What is the difference in preparation thought?

Does the Bay Area have generators, battery backup for critical emergency services like police and emergency medical care?


I don't have to live there to tell you they do. Generators are very common in the US, though they are generally placed in locations where they are easy to ignore. I expect every hospital has them, as will your water department, natural gas utility, cell phone towers (hit and miss, many don't have them, many do), any business with a data center on site (the generator might not cover the rest of the building, but the data center and HVAC will be on it).

In many locations your utility will give a substantial discount to power if you have a backup generator and will allow your utility to switch you to running only on the generator when power demand is high. It that is the case nearly every business will have a generator - it is almost paid for off the discounts and so the ability to run normally when the power is out makes it worth it.

In Mississippi I saw generators on 20 foot poles so they would keep operating even when a hurricane flooded the whole region (they probably went in after the hurricane where it would have been needed...). I wouldn't expect that in the Bay area, but it it shows what is considered normal in places that have earned a reputation as backward.

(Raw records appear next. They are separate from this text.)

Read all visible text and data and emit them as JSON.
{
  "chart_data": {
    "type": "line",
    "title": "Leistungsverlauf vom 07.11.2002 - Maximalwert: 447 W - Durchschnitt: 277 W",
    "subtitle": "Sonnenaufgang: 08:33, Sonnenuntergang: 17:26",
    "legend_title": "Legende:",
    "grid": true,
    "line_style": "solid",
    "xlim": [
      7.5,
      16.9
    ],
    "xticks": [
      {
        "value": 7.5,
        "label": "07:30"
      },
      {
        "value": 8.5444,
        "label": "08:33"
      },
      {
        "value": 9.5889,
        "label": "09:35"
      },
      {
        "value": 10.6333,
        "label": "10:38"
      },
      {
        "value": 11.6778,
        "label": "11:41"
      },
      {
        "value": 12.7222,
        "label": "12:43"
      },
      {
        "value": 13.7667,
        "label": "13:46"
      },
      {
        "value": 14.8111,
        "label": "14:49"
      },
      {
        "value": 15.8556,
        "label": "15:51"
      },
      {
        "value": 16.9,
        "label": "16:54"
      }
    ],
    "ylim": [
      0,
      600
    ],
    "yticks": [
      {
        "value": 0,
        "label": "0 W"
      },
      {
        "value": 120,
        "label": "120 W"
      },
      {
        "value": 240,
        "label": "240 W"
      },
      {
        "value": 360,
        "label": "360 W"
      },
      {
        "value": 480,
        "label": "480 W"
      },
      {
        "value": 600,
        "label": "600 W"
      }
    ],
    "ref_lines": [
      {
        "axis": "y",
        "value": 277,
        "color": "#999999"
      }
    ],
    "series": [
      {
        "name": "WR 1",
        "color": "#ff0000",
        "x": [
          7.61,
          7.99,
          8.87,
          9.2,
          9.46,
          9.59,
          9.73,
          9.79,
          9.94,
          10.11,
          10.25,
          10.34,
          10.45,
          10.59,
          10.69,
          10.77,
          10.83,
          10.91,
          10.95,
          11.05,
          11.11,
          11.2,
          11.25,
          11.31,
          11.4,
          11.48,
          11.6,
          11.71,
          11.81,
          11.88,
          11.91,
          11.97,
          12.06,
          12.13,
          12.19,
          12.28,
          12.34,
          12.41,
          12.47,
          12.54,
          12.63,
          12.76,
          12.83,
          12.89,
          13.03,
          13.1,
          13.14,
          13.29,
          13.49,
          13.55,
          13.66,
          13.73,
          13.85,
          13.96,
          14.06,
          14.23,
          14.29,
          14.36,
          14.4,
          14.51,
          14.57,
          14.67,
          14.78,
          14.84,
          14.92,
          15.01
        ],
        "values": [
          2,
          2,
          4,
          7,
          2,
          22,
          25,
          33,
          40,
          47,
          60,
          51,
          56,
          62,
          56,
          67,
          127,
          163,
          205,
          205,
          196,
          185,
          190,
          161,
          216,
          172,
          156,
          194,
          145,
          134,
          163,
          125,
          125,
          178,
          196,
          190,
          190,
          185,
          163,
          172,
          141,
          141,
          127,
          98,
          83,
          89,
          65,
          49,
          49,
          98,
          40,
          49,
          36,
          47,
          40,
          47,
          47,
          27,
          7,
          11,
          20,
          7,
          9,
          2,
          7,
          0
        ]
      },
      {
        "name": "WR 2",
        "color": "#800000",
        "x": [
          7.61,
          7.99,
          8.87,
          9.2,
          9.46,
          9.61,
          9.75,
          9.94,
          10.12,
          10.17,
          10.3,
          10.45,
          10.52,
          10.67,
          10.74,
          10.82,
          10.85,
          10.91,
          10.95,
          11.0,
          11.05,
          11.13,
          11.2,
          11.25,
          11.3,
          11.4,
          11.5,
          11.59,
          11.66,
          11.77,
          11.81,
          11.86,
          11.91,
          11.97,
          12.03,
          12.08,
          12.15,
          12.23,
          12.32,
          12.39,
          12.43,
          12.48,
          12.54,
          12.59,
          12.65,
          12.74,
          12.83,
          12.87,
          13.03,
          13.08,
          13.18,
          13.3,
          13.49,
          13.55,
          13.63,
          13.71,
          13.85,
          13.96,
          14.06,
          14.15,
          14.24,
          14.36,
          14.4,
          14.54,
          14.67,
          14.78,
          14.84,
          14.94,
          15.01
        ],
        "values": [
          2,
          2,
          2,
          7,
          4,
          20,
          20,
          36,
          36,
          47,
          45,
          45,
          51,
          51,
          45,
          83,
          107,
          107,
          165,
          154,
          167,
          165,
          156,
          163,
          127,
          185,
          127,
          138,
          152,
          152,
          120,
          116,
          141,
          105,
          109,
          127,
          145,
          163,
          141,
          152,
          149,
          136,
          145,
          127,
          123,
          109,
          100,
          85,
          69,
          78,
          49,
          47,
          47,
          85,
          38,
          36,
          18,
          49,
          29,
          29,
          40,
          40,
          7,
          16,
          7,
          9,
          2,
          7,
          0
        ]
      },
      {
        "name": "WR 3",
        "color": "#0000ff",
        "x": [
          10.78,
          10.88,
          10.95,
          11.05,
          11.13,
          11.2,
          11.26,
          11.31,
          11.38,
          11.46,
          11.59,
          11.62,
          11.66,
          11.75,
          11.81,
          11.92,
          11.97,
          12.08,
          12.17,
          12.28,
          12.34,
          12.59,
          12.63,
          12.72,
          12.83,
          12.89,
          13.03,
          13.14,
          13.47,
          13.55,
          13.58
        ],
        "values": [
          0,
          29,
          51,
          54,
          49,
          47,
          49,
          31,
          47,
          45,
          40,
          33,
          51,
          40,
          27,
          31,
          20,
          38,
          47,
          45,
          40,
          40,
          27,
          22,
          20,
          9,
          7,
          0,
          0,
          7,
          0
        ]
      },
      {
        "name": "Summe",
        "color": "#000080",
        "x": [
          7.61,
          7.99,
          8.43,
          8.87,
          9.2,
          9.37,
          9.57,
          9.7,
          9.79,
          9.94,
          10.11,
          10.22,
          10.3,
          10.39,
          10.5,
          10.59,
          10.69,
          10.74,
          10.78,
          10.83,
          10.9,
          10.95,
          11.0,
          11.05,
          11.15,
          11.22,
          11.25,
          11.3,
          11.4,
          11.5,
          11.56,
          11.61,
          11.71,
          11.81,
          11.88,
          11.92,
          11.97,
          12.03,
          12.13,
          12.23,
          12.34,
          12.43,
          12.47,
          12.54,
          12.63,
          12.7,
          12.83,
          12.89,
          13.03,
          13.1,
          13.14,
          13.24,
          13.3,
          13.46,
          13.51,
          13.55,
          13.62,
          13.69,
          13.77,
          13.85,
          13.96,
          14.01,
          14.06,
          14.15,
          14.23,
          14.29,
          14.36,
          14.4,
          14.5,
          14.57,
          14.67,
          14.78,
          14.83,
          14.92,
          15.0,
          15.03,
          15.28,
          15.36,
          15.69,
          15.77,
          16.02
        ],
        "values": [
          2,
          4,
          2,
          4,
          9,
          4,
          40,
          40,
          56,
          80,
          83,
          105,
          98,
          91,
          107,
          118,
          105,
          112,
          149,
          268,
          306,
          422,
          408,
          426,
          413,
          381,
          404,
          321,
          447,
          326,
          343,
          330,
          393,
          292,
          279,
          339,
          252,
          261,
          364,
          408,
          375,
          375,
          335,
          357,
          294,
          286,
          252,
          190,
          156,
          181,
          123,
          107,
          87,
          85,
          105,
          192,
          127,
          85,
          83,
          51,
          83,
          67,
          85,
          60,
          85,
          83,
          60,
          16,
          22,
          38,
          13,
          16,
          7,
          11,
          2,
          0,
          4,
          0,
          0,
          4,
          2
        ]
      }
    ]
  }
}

I know Chile is not the richest country, but my impression is they are good enough that I'd expect generators in all the important places at least. Though still power off will turn the city dark overall.


Yes, backup generators are required by the NEC for hospitals and certain other facilities (I’m at lunch and don’t have my copy of the NEC handy).

Generators are extremely common at hospitals, emergency dispatch centers, cell phone towers, nursing homes, natural gas and water pump stations, police and fire stations, data centers, etc.